From whose being by starlight, on sea-coast,

The innermost good of their seeking

Might come in the simplest of speech.

It is a good light, then, for those

That know the ultimate Plato,

Tranquillizing with this jewel

The torments of confusion.

THE COMEDIAN AS THE LETTER C

I

The World without Imagination

Nota: man is the intelligence of his soil,

The sovereign ghost. As such, the Socrates

Of snails, musician of pears, principium

And lex. Sed quaeritur: is this same wig

Of things, this nincompated pedagogue,

Preceptor to the sea? Crispin at sea

Created, in his day, a touch of doubt.

An eye most apt in gelatines and jupes,

Berries of villages, a barber’s eye,

An eye of land, of simple salad-beds,

Of honest quilts, the eye of Crispin, hung

On porpoises, instead of apricots,

And on silentious porpoises, whose snouts

Dibbled in waves that were mustachios,

Inscrutable hair in an inscrutable world.

One eats one paté, even of salt, quotha.

It was not so much the lost terrestrial,

The snug hibernal from that sea and salt,

That century of wind in a single puff.

What counted was mythology of self,

Blotched out beyond unblotching.

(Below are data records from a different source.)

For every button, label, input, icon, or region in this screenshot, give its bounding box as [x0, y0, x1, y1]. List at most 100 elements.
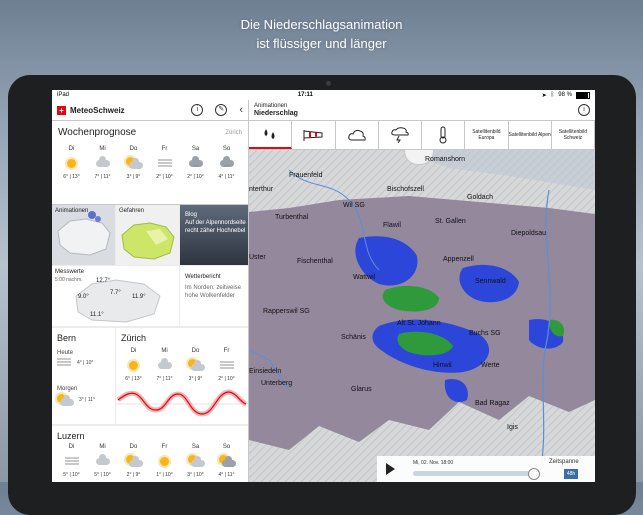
messwerte-tile[interactable]: Messwerte 5:00 nachm. 12.7° 7.7° 9.0° 11…	[52, 266, 179, 326]
map-label: Hinwil	[433, 362, 452, 369]
day-column[interactable]: Mi 7° | 11°	[87, 146, 118, 180]
info-icon[interactable]: i	[578, 104, 590, 116]
day-temp: 2° | 10°	[156, 174, 173, 180]
wetterbericht-text: Im Norden: zeitweise hohe Wolkenfelder	[185, 285, 242, 299]
animation-tile[interactable]: Animationen	[52, 205, 115, 265]
day-temp: 4° | 11°	[218, 174, 235, 180]
tool-wind[interactable]	[292, 121, 336, 149]
map-label: Alt St. Johann	[397, 320, 441, 327]
blog-text: Blog Auf der Alpennordseite recht zäher …	[185, 212, 246, 234]
day-column[interactable]: Sa ''' 2° | 10°	[180, 146, 211, 180]
map-label: St. Gallen	[435, 218, 466, 225]
day-column: Di 6° | 13°	[125, 348, 142, 382]
day-column[interactable]: Di 6° | 13°	[56, 146, 87, 180]
sun-cloud-icon	[187, 359, 205, 371]
tool-clouds[interactable]	[336, 121, 379, 149]
right-title: Animationen Niederschlag	[254, 103, 566, 118]
right-panel: Animationen Niederschlag i Satellitenbil…	[249, 100, 595, 482]
fog-icon	[219, 360, 234, 370]
sun-cloud-icon	[57, 394, 74, 406]
measure-value: 12.7°	[96, 278, 111, 284]
day-temp: 3° | 9°	[126, 174, 141, 180]
player-time: Mi, 02. Nov. 18:00	[413, 460, 454, 466]
tool-label: Satellitenbild Europa	[472, 129, 501, 141]
tool-thunder[interactable]	[379, 121, 422, 149]
edit-icon[interactable]: ✎	[215, 104, 228, 116]
day-column[interactable]: Fr 2° | 10°	[149, 146, 180, 180]
sun-cloud-icon	[125, 157, 143, 169]
zuerich-card[interactable]: Zürich Di 6° | 13° Mi 7° | 11° Do 3° | 9° F…	[116, 328, 248, 424]
map-label: Igis	[507, 424, 518, 431]
right-title-small: Animationen	[254, 102, 288, 109]
map-label: Wil SG	[343, 202, 365, 209]
play-icon[interactable]	[386, 463, 395, 475]
tool-label: Satellitenbild Alpen	[508, 132, 551, 138]
device-label: iPad	[57, 92, 70, 98]
messwerte-time: 5:00 nachm.	[55, 277, 83, 283]
bern-card[interactable]: Bern Heute 4° | 10° Morgen 3° | 11°	[52, 328, 115, 424]
map-label: Fischenthal	[297, 258, 333, 265]
map-label: Goldach	[467, 194, 494, 201]
bern-row-today: Heute 4° | 10°	[57, 350, 93, 367]
left-panel: + MeteoSchweiz i ✎ ‹ Wochenprognose Züri…	[52, 100, 249, 482]
map-canvas	[249, 150, 595, 482]
map-label: Werte	[481, 362, 500, 369]
day-column[interactable]: So ''' 4° | 11°	[211, 146, 242, 180]
rain-drops-icon	[264, 129, 275, 139]
tool-satellite-alpen[interactable]: Satellitenbild Alpen	[509, 121, 552, 149]
wetterbericht-tile[interactable]: Wetterbericht Im Norden: zeitweise hohe …	[180, 266, 248, 326]
battery-percent: 98 %	[558, 92, 572, 98]
info-icon[interactable]: i	[191, 104, 204, 116]
precipitation-map[interactable]: Romanshorn Frauenfeld Bischofszell Golda…	[249, 150, 595, 482]
zuerich-days: Di 6° | 13° Mi 7° | 11° Do 3° | 9° Fr 2° | 1…	[118, 348, 242, 382]
row-label: Heute	[57, 350, 74, 356]
status-bar: iPad 17:11 ➤ ᛒ 98 %	[52, 90, 595, 100]
collapse-chevron-icon[interactable]: ‹	[239, 104, 243, 116]
day-temp: 6° | 13°	[63, 174, 80, 180]
sun-cloud-icon	[125, 455, 143, 467]
map-label: nterthur	[249, 186, 274, 193]
tool-satellite-schweiz[interactable]: Satellitenbild Schweiz	[552, 121, 595, 149]
measure-value: 11.1°	[90, 312, 104, 318]
wochenprognose-title: Wochenprognose	[58, 127, 137, 138]
map-label: Turbenthal	[275, 214, 309, 221]
wochenprognose-card[interactable]: Wochenprognose Zürich Di 6° | 13° Mi 7° …	[52, 121, 248, 205]
map-label: Bischofszell	[387, 186, 424, 193]
map-label: Sennwald	[475, 278, 506, 285]
hazard-map-thumbnail	[121, 222, 175, 260]
day-column: Fr 1° | 10°	[156, 444, 173, 478]
sun-icon	[67, 158, 76, 168]
day-temp: 7° | 11°	[94, 174, 111, 180]
map-label: Diepoldsau	[511, 230, 547, 237]
map-label: Einsiedeln	[249, 368, 282, 375]
timeline-thumb[interactable]	[528, 468, 540, 480]
clock: 17:11	[297, 92, 313, 98]
fog-icon	[64, 456, 79, 466]
map-label: Appenzell	[443, 256, 474, 263]
fog-icon	[157, 158, 172, 168]
tool-temperature[interactable]	[422, 121, 466, 149]
bluetooth-icon: ᛒ	[550, 92, 555, 98]
map-label: Uster	[249, 254, 266, 261]
tool-label: Satellitenbild Schweiz	[558, 129, 588, 141]
blog-tile[interactable]: Blog Auf der Alpennordseite recht zäher …	[180, 205, 248, 265]
wind-sock-icon	[303, 130, 323, 141]
day-column: Mi 5° | 10°	[94, 444, 111, 478]
map-label: Unterberg	[261, 380, 293, 387]
day-column: Di 5° | 10°	[63, 444, 80, 478]
timeline-slider[interactable]	[413, 468, 540, 480]
map-label: Romanshorn	[425, 156, 466, 163]
right-title-main: Niederschlag	[254, 109, 298, 117]
tool-satellite-europa[interactable]: Satellitenbild Europa	[465, 121, 509, 149]
luzern-card[interactable]: Luzern Di 5° | 10° Mi 5° | 10° Do 2° | 9° F…	[52, 426, 248, 482]
map-label: Bad Ragaz	[475, 400, 510, 407]
gefahren-tile[interactable]: Gefahren	[116, 205, 179, 265]
sun-icon	[160, 456, 169, 466]
tool-rain[interactable]	[249, 121, 293, 149]
camera	[326, 81, 331, 86]
map-label: Wattwil	[353, 274, 376, 281]
left-topbar: + MeteoSchweiz i ✎ ‹	[52, 100, 248, 121]
span-button[interactable]: 48h	[564, 469, 578, 479]
day-column[interactable]: Do 3° | 9°	[118, 146, 149, 180]
sun-icon	[129, 360, 138, 370]
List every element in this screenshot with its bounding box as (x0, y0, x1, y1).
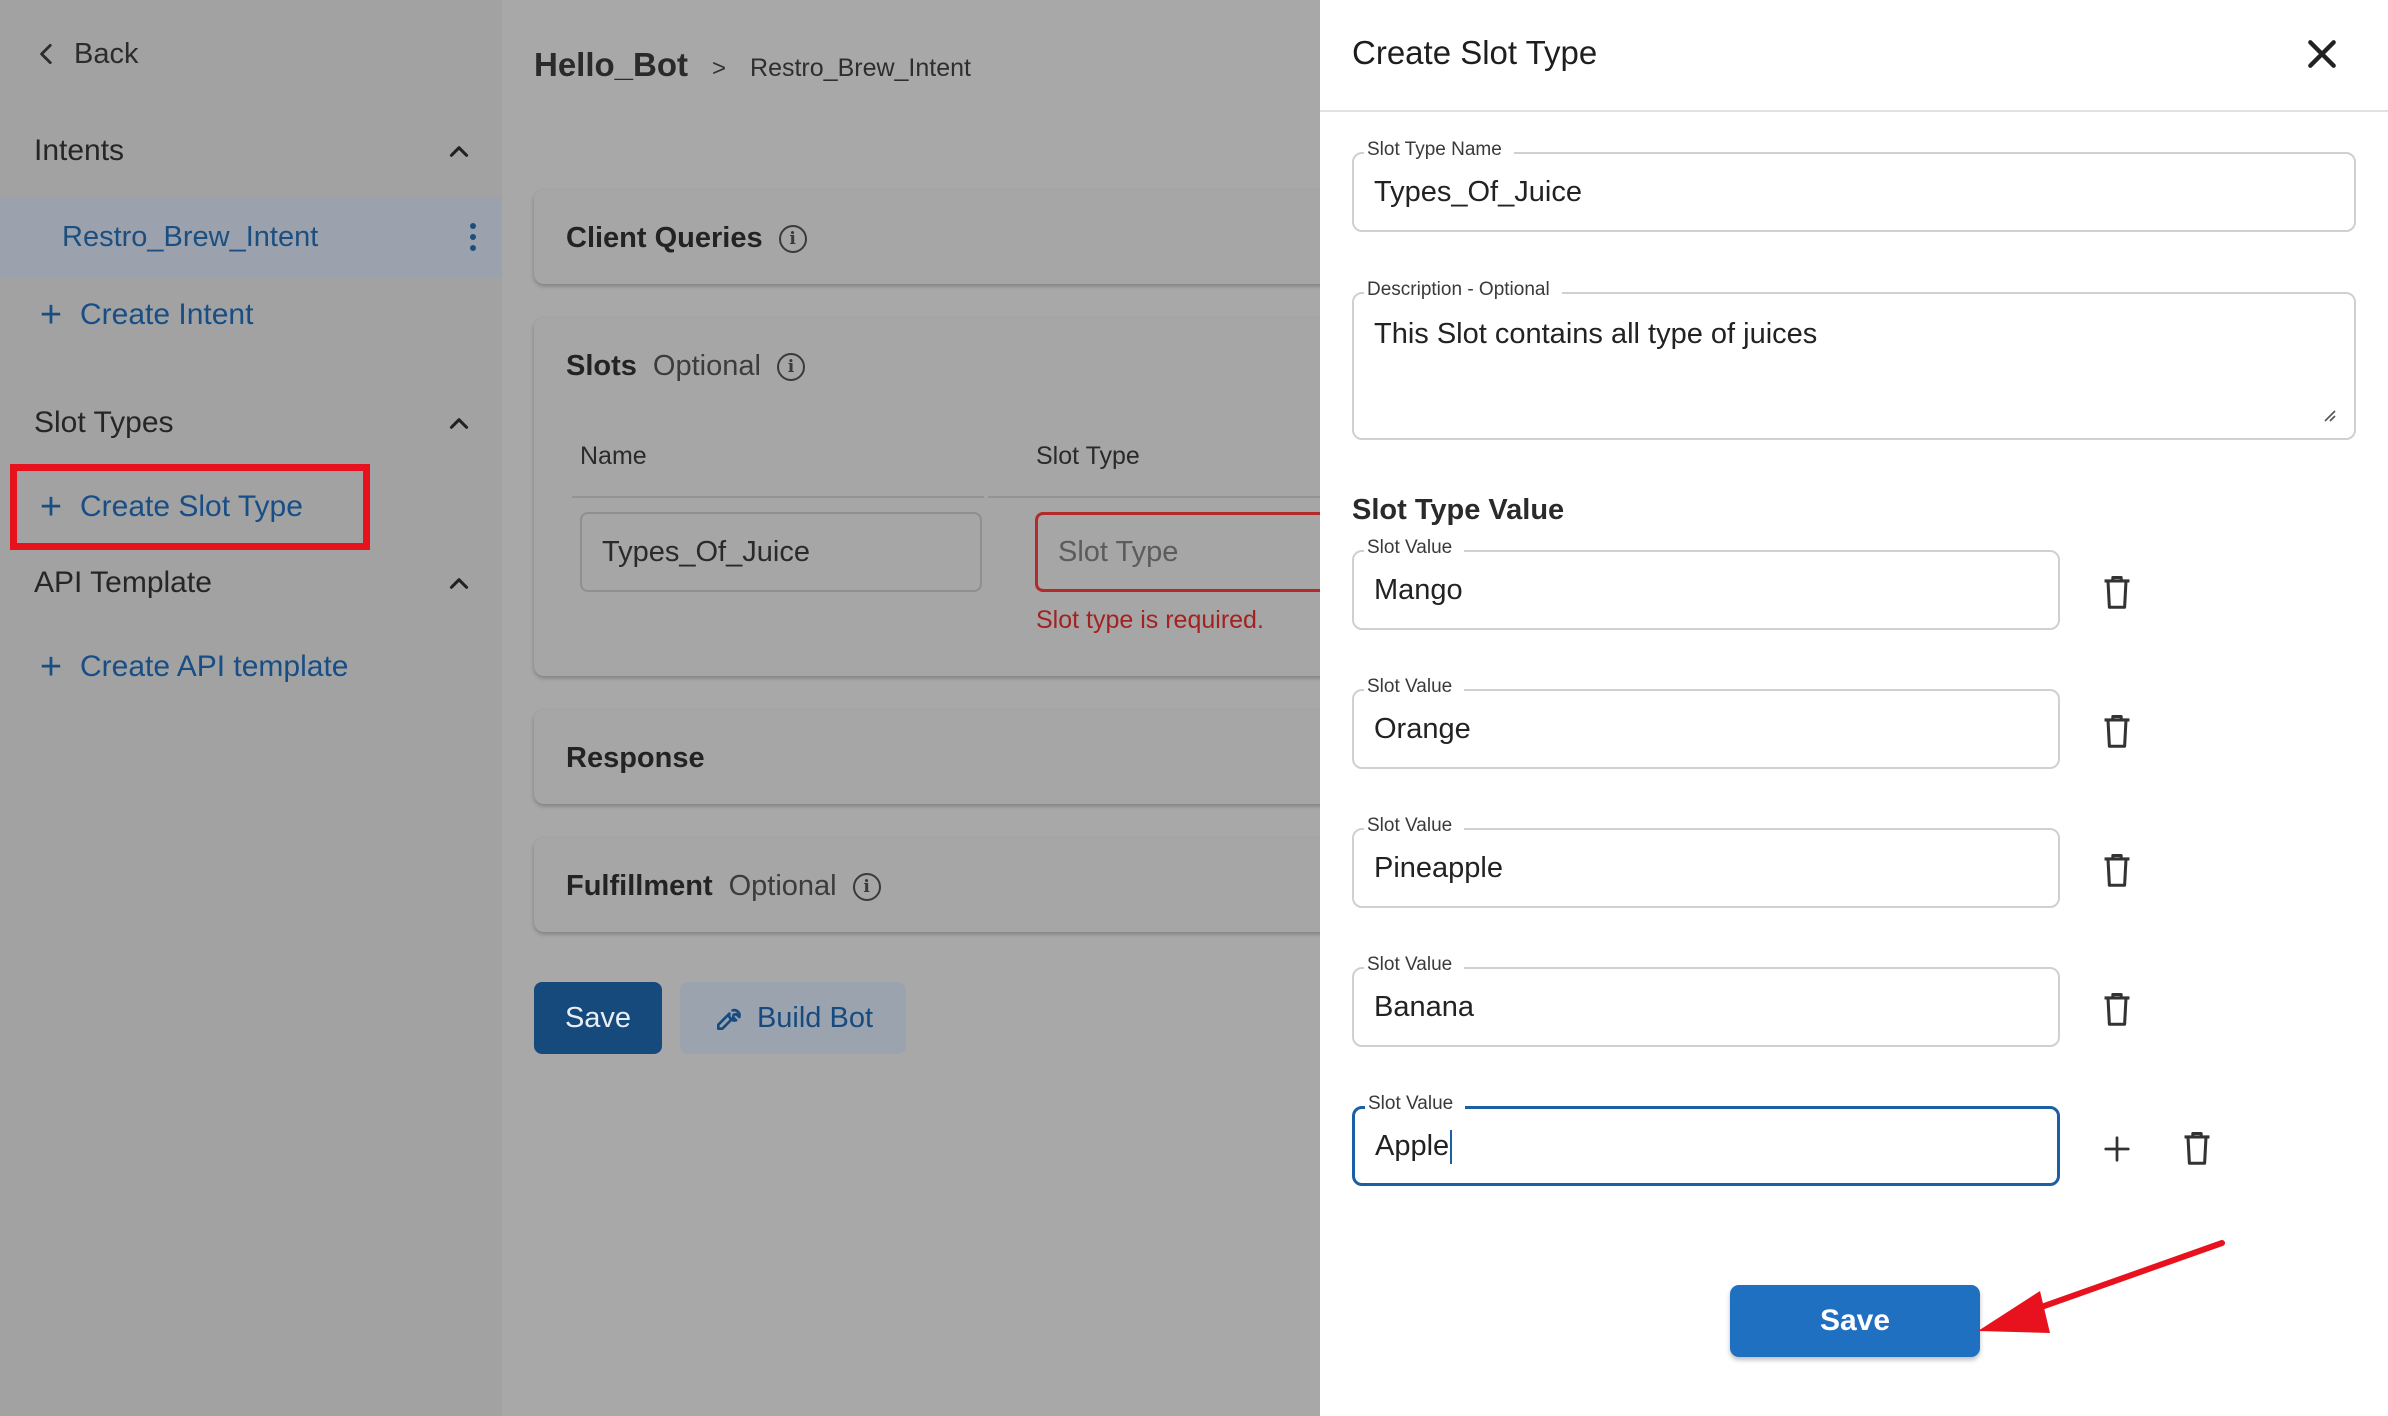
column-divider (572, 496, 984, 498)
slot-type-placeholder: Slot Type (1058, 535, 1179, 568)
build-bot-button[interactable]: Build Bot (680, 982, 906, 1054)
api-template-section-header[interactable]: API Template (34, 558, 480, 608)
save-intent-label: Save (564, 1001, 632, 1034)
slot-value-label: Slot Value (1364, 953, 1465, 977)
drawer-header: Create Slot Type (1320, 0, 2388, 112)
breadcrumb: Hello_Bot > Restro_Brew_Intent (534, 46, 971, 84)
slot-name-value: Types_Of_Juice (602, 535, 810, 568)
column-divider (988, 496, 1320, 498)
slot-value-field[interactable]: Slot Value Pineapple (1352, 814, 2060, 908)
response-label: Response (566, 742, 705, 774)
text-cursor (1450, 1130, 1453, 1165)
slot-value-text: Banana (1374, 991, 1474, 1023)
create-intent-label: Create Intent (80, 298, 254, 331)
column-header-name: Name (580, 442, 647, 470)
highlight-annotation-box (10, 464, 370, 550)
sidebar: Back Intents Restro_Brew_Intent + Create… (0, 0, 502, 1416)
client-queries-title: Client Queries i (566, 222, 807, 255)
slot-type-value-title: Slot Type Value (1352, 494, 1565, 526)
slots-label: Slots (566, 350, 637, 382)
fulfillment-optional-label: Optional (728, 870, 837, 902)
slots-title: Slots Optional i (566, 350, 805, 383)
slot-value-text: Apple (1375, 1130, 1450, 1162)
trash-icon[interactable] (2100, 574, 2134, 610)
slot-type-name-value: Types_Of_Juice (1374, 176, 1582, 208)
close-icon[interactable] (2302, 34, 2342, 74)
info-icon[interactable]: i (778, 224, 807, 253)
back-button[interactable]: Back (34, 30, 138, 78)
back-label: Back (74, 37, 139, 70)
slot-value-field[interactable]: Slot Value Mango (1352, 536, 2060, 630)
add-value-icon[interactable] (2102, 1134, 2132, 1164)
sidebar-item-intent[interactable]: Restro_Brew_Intent (0, 197, 502, 277)
chevron-up-icon[interactable] (446, 138, 472, 164)
response-card[interactable]: Response (534, 710, 1364, 804)
column-header-slot-type: Slot Type (1036, 442, 1140, 470)
annotation-arrow-icon (1978, 1240, 2225, 1333)
client-queries-label: Client Queries (566, 222, 763, 254)
breadcrumb-bot[interactable]: Hello_Bot (534, 46, 688, 84)
slot-type-error-message: Slot type is required. (1036, 606, 1264, 634)
breadcrumb-intent: Restro_Brew_Intent (750, 54, 971, 82)
slot-value-field[interactable]: Slot Value Orange (1352, 675, 2060, 769)
slot-value-field-active[interactable]: Slot Value Apple (1352, 1092, 2060, 1186)
trash-icon[interactable] (2100, 852, 2134, 888)
create-api-template-label: Create API template (80, 650, 349, 683)
slot-value-label: Slot Value (1364, 536, 1465, 560)
more-options-icon[interactable] (468, 223, 478, 251)
create-api-template-link[interactable]: + Create API template (36, 642, 349, 692)
save-intent-button[interactable]: Save (534, 982, 662, 1054)
slot-value-text: Mango (1374, 574, 1463, 606)
api-template-section-label: API Template (34, 566, 212, 599)
create-slot-type-drawer: Create Slot Type Slot Type Name Types_Of… (1320, 0, 2388, 1416)
chevron-up-icon[interactable] (446, 410, 472, 436)
description-field[interactable]: Description - Optional This Slot contain… (1352, 278, 2356, 440)
slot-value-field[interactable]: Slot Value Banana (1352, 953, 2060, 1047)
fulfillment-label: Fulfillment (566, 870, 713, 902)
slot-value-label: Slot Value (1364, 814, 1465, 838)
fulfillment-card[interactable]: Fulfillment Optional i (534, 838, 1364, 932)
save-slot-type-label: Save (1819, 1304, 1891, 1337)
fulfillment-title: Fulfillment Optional i (566, 870, 881, 903)
plus-icon: + (39, 294, 63, 336)
trash-icon[interactable] (2180, 1130, 2214, 1166)
slot-types-section-header[interactable]: Slot Types (34, 398, 480, 448)
build-bot-label: Build Bot (756, 1001, 874, 1034)
breadcrumb-separator: > (712, 55, 727, 82)
create-intent-link[interactable]: + Create Intent (36, 290, 254, 340)
info-icon[interactable]: i (776, 352, 805, 381)
chevron-left-icon (40, 43, 52, 65)
slot-value-text: Orange (1374, 713, 1471, 745)
slot-types-section-label: Slot Types (34, 406, 174, 439)
slot-name-input[interactable]: Types_Of_Juice (580, 512, 982, 592)
description-label: Description - Optional (1364, 278, 1562, 302)
info-icon[interactable]: i (852, 872, 881, 901)
slots-optional-label: Optional (652, 350, 761, 382)
client-queries-card[interactable]: Client Queries i (534, 190, 1364, 284)
trash-icon[interactable] (2100, 991, 2134, 1027)
slot-value-label: Slot Value (1364, 675, 1465, 699)
intent-item-label: Restro_Brew_Intent (62, 220, 319, 253)
slot-type-name-label: Slot Type Name (1364, 138, 1514, 162)
slot-type-select[interactable]: Slot Type (1035, 512, 1335, 592)
trash-icon[interactable] (2100, 713, 2134, 749)
plus-icon: + (39, 646, 63, 688)
drawer-title: Create Slot Type (1352, 34, 1598, 71)
response-title: Response (566, 742, 705, 775)
intents-section-label: Intents (34, 134, 125, 167)
wrench-icon (716, 1008, 741, 1030)
slot-type-name-field[interactable]: Slot Type Name Types_Of_Juice (1352, 138, 2356, 232)
save-slot-type-button[interactable]: Save (1730, 1285, 1980, 1357)
slot-value-text: Pineapple (1374, 852, 1503, 884)
chevron-up-icon[interactable] (446, 570, 472, 596)
resize-handle-icon[interactable] (2322, 408, 2336, 422)
description-value: This Slot contains all type of juices (1374, 318, 1818, 350)
intents-section-header[interactable]: Intents (34, 126, 480, 176)
slot-value-label: Slot Value (1365, 1092, 1466, 1116)
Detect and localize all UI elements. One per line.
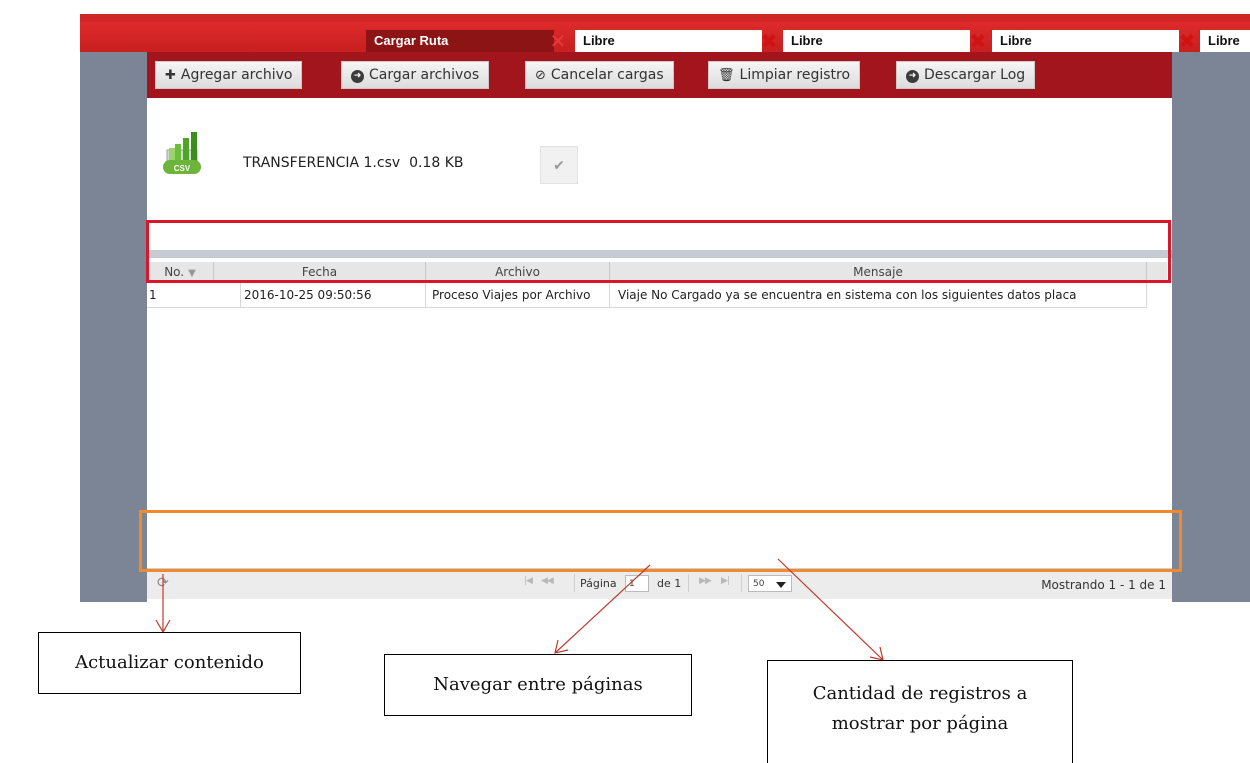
- arrow-page-size: [777, 558, 884, 661]
- callout-page-size: Cantidad de registros a mostrar por pági…: [767, 660, 1073, 763]
- callout-refresh: Actualizar contenido: [38, 632, 301, 694]
- callout-navigate: Navegar entre páginas: [384, 654, 692, 716]
- callout-text: Cantidad de registros a: [812, 683, 1028, 704]
- arrow-navigate: [554, 564, 651, 654]
- callout-text: mostrar por página: [831, 713, 1009, 734]
- callout-text: Actualizar contenido: [75, 652, 264, 673]
- callout-text: Navegar entre páginas: [433, 674, 643, 695]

Crispin,

The lutanist of fleas, the knave, the thane,

The ribboned stick, the bellowing breeches, cloak

Of China, cap of Spain, imperative haw

Of hum, inquisitorial botanist,

And general lexicographer of mute

And maidenly greenhorns, now beheld himself,

A skinny sailor peering in the sea-glass.

What word split up in clickering syllables

And storming under multitudinous tones

Was name for this short-shanks in all that brunt?

Crispin was washed away by magnitude.

The whole of life that still remained in him

Dwindled to one sound strumming in his ear,

Ubiquitous concussion, slap and sigh,

Polyphony beyond his baton’s thrust.